このように、業種によって大きく水準が異なるのが見てとれます。
そのため、企業分析では同業他社と比較することが重要です。
粗利率が低下しているときに考えるべきこと
粗利率が低下している場合、
いくつかの原因が考えられます。
原材料価格の上昇
仕入価格や原材料価格が上昇すると、売上原価が増加します。
この原価の上昇、価格転嫁ができない場合、粗利率は低下します。
価格転嫁ができていないというのは、その会社の商品・サービスの競争力が強くない、ということが言えます。
価格競争の激化
競合企業との競争が激しくなると、値下げ販売が増えます。
その結果、売上は増えても粗利率が下がるという状況が起こります。
これも、その会社の商品やサービスの競争力が相対的に低下している兆候と言えます。
戦略的な価格設定
新商品や新サービスの投入において、
新たな市場シェアを一気に獲得することや、認知度UPに向けた先行投資のため、
戦略的に販促強化を行っている場合は、一時的に粗利率が低下することがあります。
この場合、戦略が成功すれば、将来的に大きな成長に繋がることもあります。
そのため、一時的な戦略なのか、構造的な競争力低下なのかを見極めることが重要です。
利益率が低下している際に見るべき視点についてはこちらの記事で解説しています
→増収減益とは?|売上が伸びているのに危険な決算の見分け方
粗利率が上がっていても注意が必要な場合
粗利は、「売上高 - 売上原価」で計算しますが、
「売上原価」は、「期首の棚卸資産 + 当期の仕入 - 期末の棚卸資産」で計算します。

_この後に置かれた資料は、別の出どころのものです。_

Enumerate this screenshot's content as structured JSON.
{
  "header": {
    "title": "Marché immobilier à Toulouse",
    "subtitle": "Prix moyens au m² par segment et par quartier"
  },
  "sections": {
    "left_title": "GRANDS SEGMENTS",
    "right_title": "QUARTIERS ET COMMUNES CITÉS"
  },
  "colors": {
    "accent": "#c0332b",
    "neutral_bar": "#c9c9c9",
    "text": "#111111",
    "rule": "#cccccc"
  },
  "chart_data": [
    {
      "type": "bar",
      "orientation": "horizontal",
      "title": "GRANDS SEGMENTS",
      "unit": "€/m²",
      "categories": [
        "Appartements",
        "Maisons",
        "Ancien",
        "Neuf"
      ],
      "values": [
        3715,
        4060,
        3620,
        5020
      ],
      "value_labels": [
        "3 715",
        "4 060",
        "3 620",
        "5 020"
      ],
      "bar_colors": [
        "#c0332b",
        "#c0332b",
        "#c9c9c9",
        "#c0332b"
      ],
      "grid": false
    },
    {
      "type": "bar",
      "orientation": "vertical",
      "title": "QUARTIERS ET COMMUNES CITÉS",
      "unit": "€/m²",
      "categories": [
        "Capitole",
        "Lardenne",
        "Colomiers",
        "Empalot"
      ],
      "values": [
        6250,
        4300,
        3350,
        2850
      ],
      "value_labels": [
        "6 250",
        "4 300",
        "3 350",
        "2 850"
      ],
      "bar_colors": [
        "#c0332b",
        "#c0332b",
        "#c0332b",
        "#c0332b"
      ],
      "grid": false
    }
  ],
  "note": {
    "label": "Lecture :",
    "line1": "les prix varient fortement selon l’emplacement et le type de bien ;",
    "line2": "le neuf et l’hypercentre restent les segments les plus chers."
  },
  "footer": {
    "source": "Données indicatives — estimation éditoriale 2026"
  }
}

つまり、期末時点の在庫が増えると売上原価が小さくなり、結果、粗利率が高くなるという現象がおきます。
季節要因などの一時的な需給で在庫が増えている場合は問題ないですが、在庫の陳腐化で売れ残りとなった不良在庫が増加している場合は注意が必要です。
適正な在庫水準については、棚卸資産回転期間で見ることがきますので、粗利率が改善しているときは、棚卸資産回転期間が不自然に上がっていないかもあわせて確認が必要です。
棚卸資産回転期間についてはこちらの記事で解説しています
→決算分析における効率性とは|「集めたお金をどれだけうまく使えているか」を見る
粗利率が高いのに儲からない会社
粗利率が高いからといって、必ずしも営業利益が出ているとは限りません。
例えば、
- 広告宣伝費に費用をかけすぎている
- 人件費が多い
- 本社や店舗の管理コストが大きい
といった場合には、販管費がかさみ、営業利益がほとんど残らないことがあります。
粗利率と営業利益率の関係
粗利率は、企業の収益構造を理解するうえで非常に重要ですが、
それだけで企業の収益性を判断することはできません。
なぜなら、上述のとおり、粗利からは
- 人件費
- 広告宣伝費
- 物流費
- 管理部門経費
などの販管費が差し引かれるからです。
そのため企業分析では、粗利率とあわせて営業利益率も確認していくことが重要です。
また必要に応じて、経常利益率や当期純利益率もあわせて確認すると、収益性の実態がより見えやすくなります。
営業利益率については、こちらの記事で詳しく解説しています。
→営業利益率とは?|会社の「稼ぐ力」を見る重要指標
まとめ
売上総利益率(粗利率)は、売上高に対する売上総利益の割合を示す指標であり、
企業の商品力やブランド力、ビジネスモデルの強さを読み取る重要な指標です。
粗利率の分析では、
- 同業他社と比較して高いか
- 長期的に低下していないか
を確認することで、その会社の競争力や収益構造を読み取ることができます。
また、粗利率だけでなく
- 営業利益率
- 経常利益率
- 当期純利益率
などもあわせて確認し、売上だけでなく「どれだけ効率よく利益を生み出しているか」
を見ることが企業分析では重要です。
収益性の見方については、こちらの記事で詳しく解説しています。
→決算分析における収益性とは|「きちんと利益を残せている会社か」を見る
※本記事は決算書の読み方を一般的に解説するものであり、特定企業への投資判断や取引を推奨するものではありません。実際の判断にあたっては、必ず最新の公式資料をご確認ください。